Why is the Reaper not funny at all?
Well, he tells dead jokes!
My mom was cooking dinner and asked me if I could get her a cutting board.
"No, I need you to take off your shirt and lay on the island so I can cut some chicken."
Why does Michael Jackson like twenty-eight year olds?
'Cause there are twenty of them.
How do you make a dishwasher work again?
Smack her ass and say "get back to work!"
Why was Helen Keller so bad at driving?
Because she's a woman.
So my dad tells these jokes and someone posted one on this website so...
How many Polish people does it take to change a light bulb? 101, one to hold the light bulb and 100 to spin the house.
There’s also one about a bowling ball in a bath tub he hasn’t told me that though. I'll research that.
My friend and I were at the mall and decided to try on some necklaces. He said, "I think you should get the one over there." I do. I look at my friend and he’s wearing one with a little extra length so you can adjust it. I asked him, "Did you just break away from your owner to upgrade to clothes and shoes?"
How do you punish Helen Keller?
Leave the plunger in the toilet.
I went to visit my friend who is a stand up comedian and I asked him, "Why do you have so much art supplies, clothing fabrics, and building supplies in your basement?"
He responded with, "I don't know what it is people think I need it all for, but almost every time I perform, people tell me I need new material!"
A cat gets its tail run over, and its mother assured him it’ll be okay. “You just have to stay PAW-sitive!”
The mother was later killed in her sleep because her son hates puns.
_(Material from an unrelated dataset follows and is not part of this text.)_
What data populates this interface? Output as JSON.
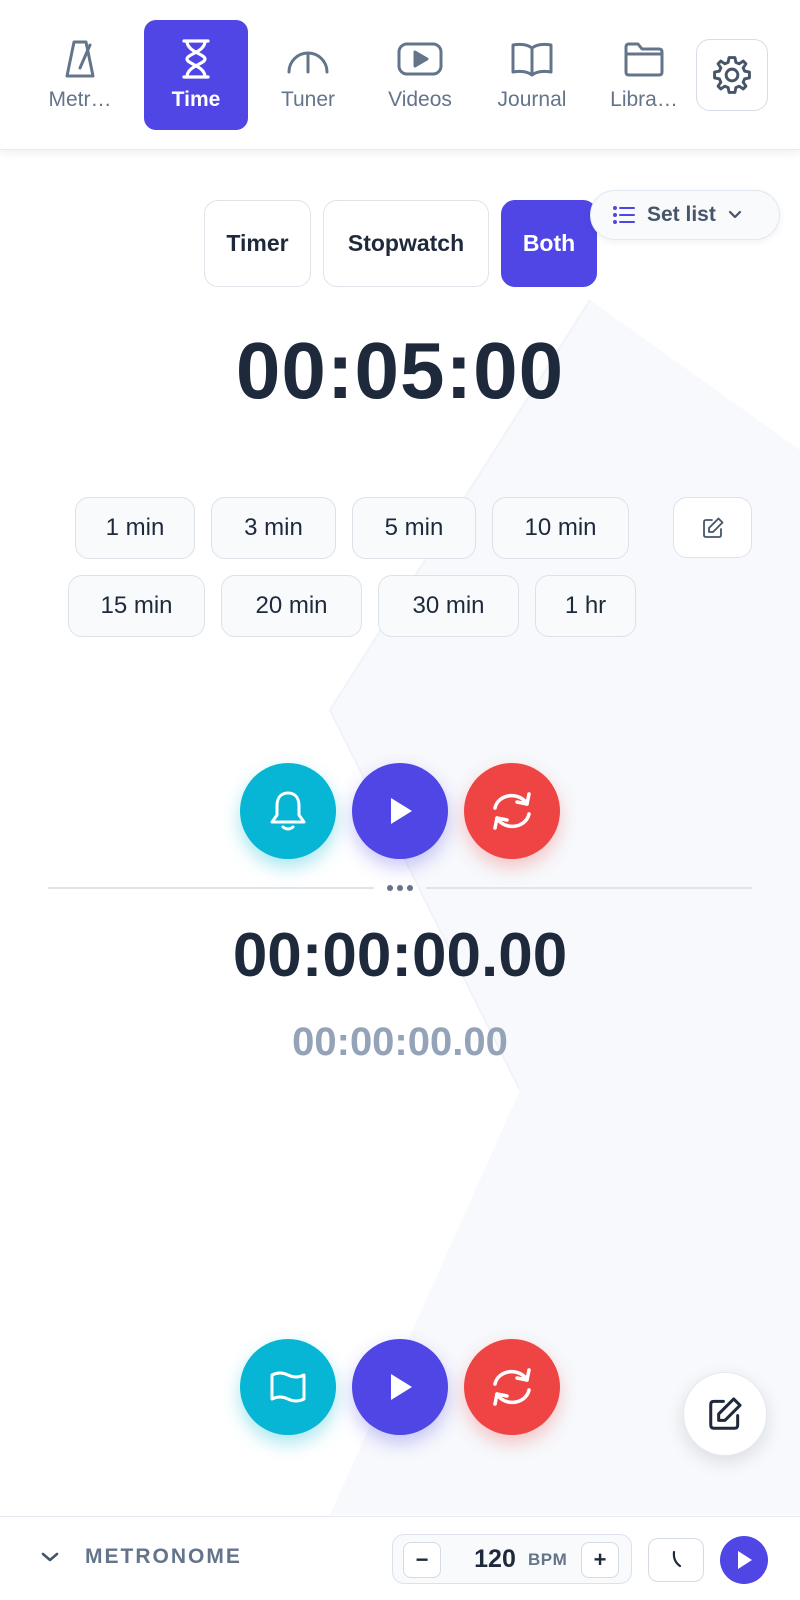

At the funeral, one of her daughters said, “You have CAT to be KITTEN me right MEOW!”
Guess who dies next.
My teacher asked the class to stand up if you're dumb. No one did, so she said, "Come on, someone must be dumb," and pointed over to the left side of the classroom. Lil Jonny stands up. "Do you think you're dumb, Lil Jonny?" asked the teacher. "No, I just feel bad for you. You're the only one who stood up," replied Lil Jonny!
Why are mountains 🏔 so funny? Because they’re hill areas, do you get it? They are hill areas, like a mountain is a hill area. It sounds like hilarious, so you get it.
Stop with the dead baby jokes. We're running out of babies.